Das Arbeitslosengeld

Anspruch auf Arbeitslosengeld und dessen Sperre

Sicher bekommen ohne individuelles Verschulden gekündigte Arbeitnehmer Arbeitslosengeld, sobald diese sich bei der Bundesagentur für Arbeit als arbeitslos sowie arbeitssuchend gemeldet haben und die dafür erforderlichen Voraussetzungen erfüllt sind. Hierzu gehören, neben anderen, die Erfüllung einer Anwartschaftszeit, von zwölf Monaten versicherungspflichtiger Beschäftigung im Verlauf der vergangenen dreißig Monate und der Wille sowie die Fähigkeit eine versicherungspflichtige Beschäftigung von mindestens 15 Stunden pro Woche auszuüben.

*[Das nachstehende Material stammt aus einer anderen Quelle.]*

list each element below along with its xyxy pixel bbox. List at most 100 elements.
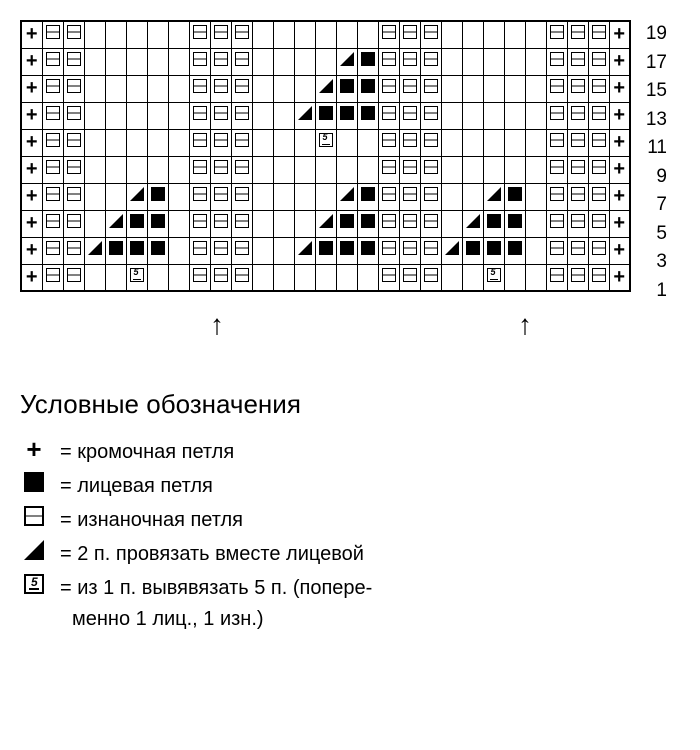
chart-cell <box>399 183 420 210</box>
plus-symbol <box>613 135 625 152</box>
chart-cell <box>231 264 252 291</box>
purl-symbol <box>193 133 207 147</box>
chart-cell <box>63 129 84 156</box>
chart-cell <box>609 237 630 264</box>
chart-cell <box>399 156 420 183</box>
chart-cell <box>84 21 105 48</box>
chart-cell <box>504 102 525 129</box>
purl-symbol <box>67 106 81 120</box>
chart-cell <box>462 102 483 129</box>
tri-symbol <box>340 52 354 66</box>
purl-symbol <box>571 79 585 93</box>
chart-cell <box>567 48 588 75</box>
chart-cell <box>504 237 525 264</box>
chart-cell <box>504 129 525 156</box>
purl-symbol <box>571 133 585 147</box>
tri-icon <box>24 540 44 560</box>
purl-symbol <box>235 241 249 255</box>
chart-cell <box>378 264 399 291</box>
chart-cell <box>357 237 378 264</box>
chart-cell <box>546 48 567 75</box>
purl-symbol <box>403 241 417 255</box>
purl-symbol <box>214 160 228 174</box>
chart-cell <box>567 156 588 183</box>
purl-symbol <box>235 187 249 201</box>
chart-cell <box>525 129 546 156</box>
plus-symbol <box>26 216 38 233</box>
chart-cell <box>21 48 42 75</box>
chart-cell <box>189 156 210 183</box>
chart-cell <box>588 75 609 102</box>
chart-cell <box>294 210 315 237</box>
chart-cell <box>84 75 105 102</box>
tri-symbol <box>298 241 312 255</box>
chart-cell <box>567 264 588 291</box>
chart-cell <box>252 48 273 75</box>
chart-cell <box>105 102 126 129</box>
purl-symbol <box>550 133 564 147</box>
chart-cell <box>42 129 63 156</box>
chart-cell <box>483 237 504 264</box>
chart-cell <box>399 48 420 75</box>
chart-cell <box>84 237 105 264</box>
purl-symbol <box>46 241 60 255</box>
purl-symbol <box>193 79 207 93</box>
chart-cell <box>567 237 588 264</box>
legend-title: Условные обозначения <box>20 389 680 420</box>
chart-cell <box>525 75 546 102</box>
chart-cell <box>462 210 483 237</box>
chart-cell <box>315 264 336 291</box>
chart-cell <box>147 102 168 129</box>
tri-symbol <box>319 79 333 93</box>
chart-cell <box>525 237 546 264</box>
chart-cell <box>378 129 399 156</box>
chart-cell <box>105 210 126 237</box>
chart-cell <box>378 156 399 183</box>
chart-cell <box>546 75 567 102</box>
chart-cell <box>105 183 126 210</box>
purl-symbol <box>193 160 207 174</box>
chart-cell <box>126 21 147 48</box>
chart-cell <box>252 237 273 264</box>
chart-cell <box>504 21 525 48</box>
chart-cell <box>105 237 126 264</box>
legend-item: = 2 п. провязать вместе лицевой <box>20 540 680 566</box>
chart-cell <box>399 129 420 156</box>
purl-symbol <box>67 214 81 228</box>
plus-symbol <box>613 108 625 125</box>
chart-cell <box>126 129 147 156</box>
chart-cell <box>168 156 189 183</box>
legend-item: = из 1 п. вывявязать 5 п. (попере- <box>20 574 680 600</box>
chart-cell <box>441 156 462 183</box>
chart-cell <box>168 21 189 48</box>
purl-symbol <box>193 25 207 39</box>
purl-symbol <box>67 25 81 39</box>
chart-cell <box>105 156 126 183</box>
chart-cell <box>357 48 378 75</box>
purl-symbol <box>403 187 417 201</box>
chart-cell <box>441 75 462 102</box>
chart-cell <box>168 264 189 291</box>
purl-symbol <box>235 25 249 39</box>
chart-cell <box>147 21 168 48</box>
purl-symbol <box>424 79 438 93</box>
chart-cell <box>42 102 63 129</box>
chart-cell <box>189 21 210 48</box>
purl-symbol <box>592 79 606 93</box>
purl-symbol <box>550 160 564 174</box>
chart-cell <box>210 75 231 102</box>
chart-cell <box>294 75 315 102</box>
chart-cell <box>336 129 357 156</box>
knit-symbol <box>508 214 522 228</box>
chart-cell <box>336 264 357 291</box>
chart-cell <box>231 21 252 48</box>
chart-cell <box>546 237 567 264</box>
purl-symbol <box>403 106 417 120</box>
purl-symbol <box>214 268 228 282</box>
chart-cell <box>399 210 420 237</box>
purl-symbol <box>235 79 249 93</box>
purl-symbol <box>235 160 249 174</box>
chart-cell <box>189 264 210 291</box>
purl-symbol <box>571 214 585 228</box>
knit-symbol <box>130 214 144 228</box>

Ganz anders sieht es jedoch aus, wenn der Arbeitnehmer sein Arbeitsverhältnis mit einem Aufhebungsvertrag beendet, von sich aus kündigt oder seine Kündigung selber zu verantworten hat, beispielsweise durch arbeitsvertragswidriges Verhalten. Vielleicht verliert er damit nicht jeden Anspruch auf Arbeitslosengeld, aber muss mit dessen Sperre rechnen und diese kann bis zu zwölf Wochen andauern. Daneben reduziert sich die Anspruchszeit deckungsgleich zur Sperrzeit und bemüht sich der Bezieher von Arbeitslosengeld I nicht genügend um eine neue Stelle, können zusätzliche Sperrzeiten hinzukommen.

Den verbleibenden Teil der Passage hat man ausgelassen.